Cuando Carlota oyó llamar, un temblor convulsivo se apoderó de todo su cuerpo. Despertó a su marido y se levantaron. El criado, llorando y sollozando, les dio la fatal noticia: Carlota cayó desmayada a los pies de su marido.

Cuando el médico llegó al lado del infeliz Werther, le halló todavía en el suelo y en un estado deplorable. El pulso latía aún, pero todos sus miembros estaban paralizados. La bala había entrado por encima del ojo derecho, levantándole la tapa de los sesos. Le sangraron de un brazo: la sangre corrió; todavía respiraba. Unas manchas de sangre que se veían en el respaldo del sillón demostraban que consumó el suicidio sentado delante de la mesa en que escribía, y que en las convulsiones de la agonía había rodado al suelo. Se hallaba tendido boca arriba, cerca de la ventana, vestido y calzado, con frac azul y chaleco amarillo.

La gente de la casa y de la vecindad, y poco después todo el pueblo, se pusieron en movimiento. Llegó Alberto. Habían colocado a Werther en su lecho con la cabeza vendada. Su rostro tenía ya el sello de la muerte. No se movía; pero sus pulmones producían un espantoso estertor, unas veces casi imperceptible, otras con ruidosa violencia. Se esperaba que de un momento a otro exhalase el último suspiro.

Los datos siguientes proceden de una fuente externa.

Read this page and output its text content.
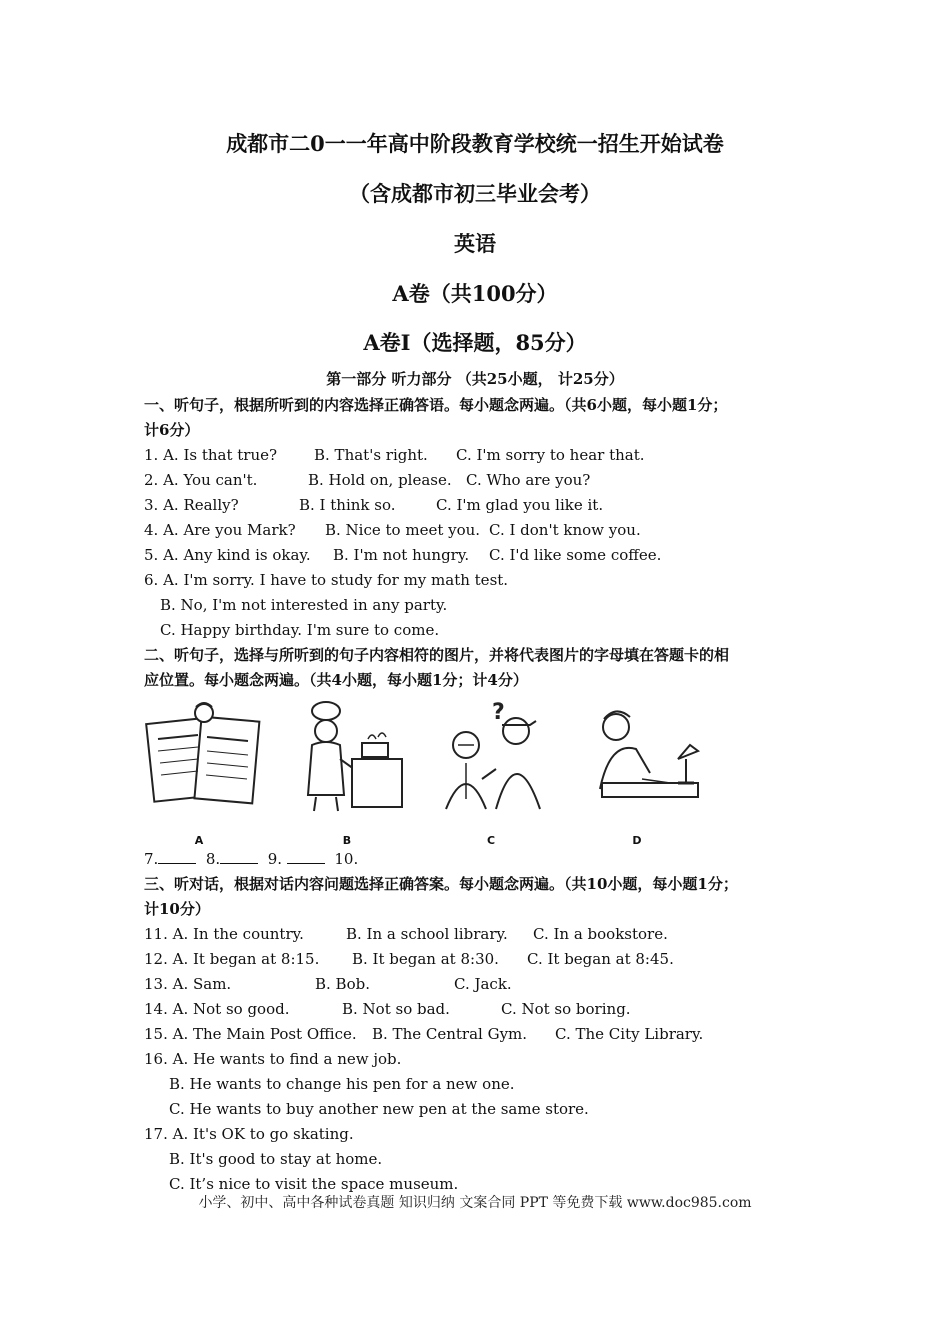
成都市二0一一年高中阶段教育学校统一招生开始试卷
（含成都市初三毕业会考）
英语
A卷（共100分）
A卷Ⅰ（选择题，85分）
第一部分 听力部分 （共25小题， 计25分）
一、听句子，根据所听到的内容选择正确答语。每小题念两遍。（共6小题，每小题1分；
计6分）
1. A. Is that true? B. That's right. C. I'm sorry to hear that.
2. A. You can't.	B. Hold on, please. C. Who are you?
3. A. Really?	B. I think so.	C. I'm glad you like it.
4. A. Are you Mark? B. Nice to meet you. C. I don't know you.
5. A. Any kind is okay. B. I'm not hungry. C. I'd like some coffee.
6. A. I'm sorry. I have to study for my math test.
B. No, I'm not interested in any party.
C. Happy birthday. I'm sure to come.
二、听句子，选择与所听到的句子内容相符的图片，并将代表图片的字母填在答题卡的相
应位置。每小题念两遍。（共4小题，每小题1分；计4分）
A	B
?
C	D
7.	8.	9.	10.
三、听对话，根据对话内容问题选择正确答案。每小题念两遍。（共10小题，每小题1分；
计10分）
11. A. In the country.	B. In a school library. C. In a bookstore.
12. A. It began at 8:15. B. It began at 8:30. C. It began at 8:45.
13. A. Sam.	B. Bob.	C. Jack.
14. A. Not so good.	B. Not so bad.	C. Not so boring.
15. A. The Main Post Office. B. The Central Gym. C. The City Library.
16. A. He wants to find a new job.
B. He wants to change his pen for a new one.
C. He wants to buy another new pen at the same store.
17. A. It's OK to go skating.
B. It's good to stay at home.
C. It’s nice to visit the space museum.
小学、初中、高中各种试卷真题 知识归纳 文案合同 PPT 等免费下载 www.doc985.com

No había bebido más que un vaso de vino de la botella que tenía sobre la mesa. En la de escritorio estaba abierto el libro Emilia Galotti.

La consternación de Alberto y la desesperación de Carlota eran indescriptibles. El anciano juez llegó turbado y conmovido. Besó al moribundo, bañándole el rostro con su llanto. Sus hijos mayores no tardaron en reunírsele, y se arrodillaron junto al lecho, besando las manos y el rostro de su amigo y demostrando hallarse poseídos del más intenso dolor. El de más edad, que había sido siempre el predilecto de Werther, se colgó al cuello de su amigo, y permaneció abrazado a él hasta que expiró. La presencia del juez y las medidas que tomó evitaron todo desorden. Mandó enterrar el cadáver de noche, a las once, en el sitio que había indicado Werther. El anciano y sus hijos fueron formando parte del fúnebre cortejo: Alberto no tuvo valor para tanto. Llegó a temerse por la vida de Carlota. Werther fue conducido por jornaleros al lugar de su sepultura. No le acompañó ningún sacerdote.